神には成らないが人にもならない。
この世の神は信じるが一度もそれになろうとは大人になって思わない。そう言う奴ほど意外に神になる。
「俺は神になる事にしたんだ、ベテクス。」
「君が成るとはね。」
「俺もそう思ったよ、最初はな。でもなんだか成らねばならないと思ったんだ。」
「君の答えを否定しないよ。」
「そうか、ありがとう。」
「‥俺はきっと の神になる。ベテクスでよかったら俺についてこないか?」
「‥‥ごめんよ、君のとこには行けない。」
「そっか、、、わかった。」
そっと微笑むと出ていった。
「‥‥‥」
神はついてくる人の数だけ強く、偉大になる。武、性、食、愛、道、これらは言わなくともみんな知っている、王道と言われる神々。元は神は人だったらしいし、今生まれる神も人からできている。信仰の自由はあるがこの国はこの思想が強いとかはもちろんあるから、生まれた国で大体のついて行く神は決まる。
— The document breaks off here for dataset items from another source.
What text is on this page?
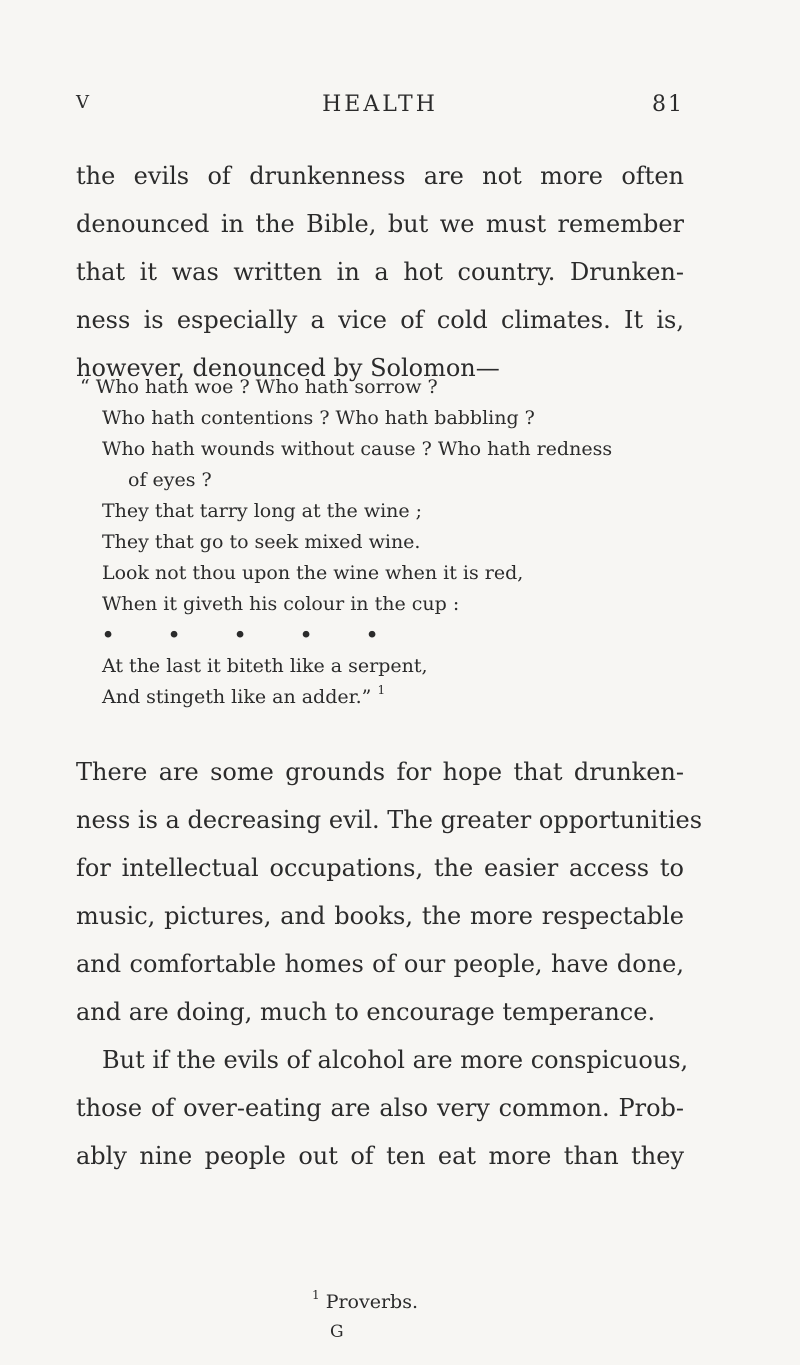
V	HEALTH	81
the evils of drunkenness are not more often
denounced in the Bible, but we must remember
that it was written in a hot country. Drunken-
ness is especially a vice of cold climates. It is,
however, denounced by Solomon—
“ Who hath woe ? Who hath sorrow ?
Who hath contentions ? Who hath babbling ?
Who hath wounds without cause ? Who hath redness
of eyes ?
They that tarry long at the wine ;
They that go to seek mixed wine.
Look not thou upon the wine when it is red,
When it giveth his colour in the cup :
•	•	•	•	•
At the last it biteth like a serpent,
And stingeth like an adder.” $^1$
There are some grounds for hope that drunken-
ness is a decreasing evil. The greater opportunities
for intellectual occupations, the easier access to
music, pictures, and books, the more respectable
and comfortable homes of our people, have done,
and are doing, much to encourage temperance.
But if the evils of alcohol are more conspicuous,
those of over-eating are also very common. Prob-
ably nine people out of ten eat more than they
$^1$ Proverbs.
G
神は二歩後ろをついて来る人に力を与える、それは神により様々で、もちろん名前の通りの力を与えられるが、さらに神に気に入られた人一歩後ろを歩き、更なる力を与えられ、それらは信人と言われる。世に信人は役2300人、世界人口103億人から見るとかなり珍しいし、重宝されるから気に入られると人生イージーモード、とは言わないが恩恵で言えば子孫は遊んで暮らせる。
「、、出かけよう。」
「そこのあなた、お名前を聞いても?」
「、、ベテクスです。」
「ベテクス、そうか良い名前だ。君は神に興味はないかい?」
「、、、突然なんですか。」
「君は強いだろう?」
「、、いいえ。」
「逃げるなよ、私を見たまえ。」
「、、、、」
「君は神の素質がある、きっと良い神になる。」
「、、断ります。」
「あっ待って、、、行っちゃったか。まぁ流石かな。」
「、、迷ってしまった。」
「どうかしましたか?」
「、、、道に迷ってしまって。」
「どちらまで行かれる予定ですか?」
「、流離まで。」
「ならあちらですが、お勧めしません。」
「、、、よく知ってます。だから行かなきゃ。」
「そうですか、気を付けてください。」
「、、ありがとう。」
「助けて!」
「、、、、」
「あ、ありがとう。あなたお強いのね。」
「、、怪我は?」
「な、ないわ。」
「あなたは命の恩人よ、何かお礼をさせてくれないかしら。」
「、、何もいいさ。」
「でも、それじゃ。」
「良いんだ。」
「そ、そう。せめて名前を。」
「、、、、ベテクスです。」
「、、、!そ、そう。」
「、、では。」
「着いた、、、」
「べ、ベテクス?!なぜここに!」
「、、、どうやって神になると思う?」
「、、知らない。」
「この『■』の神をを満足させられれば、気に入ってやる。」
そっと太刀を構える。
「‥‥なるほど、お前だったのか。」
私は、私の後ろについて来る「神には成らないが」、私の四歩後ろを歩くただの「人にも成らない」。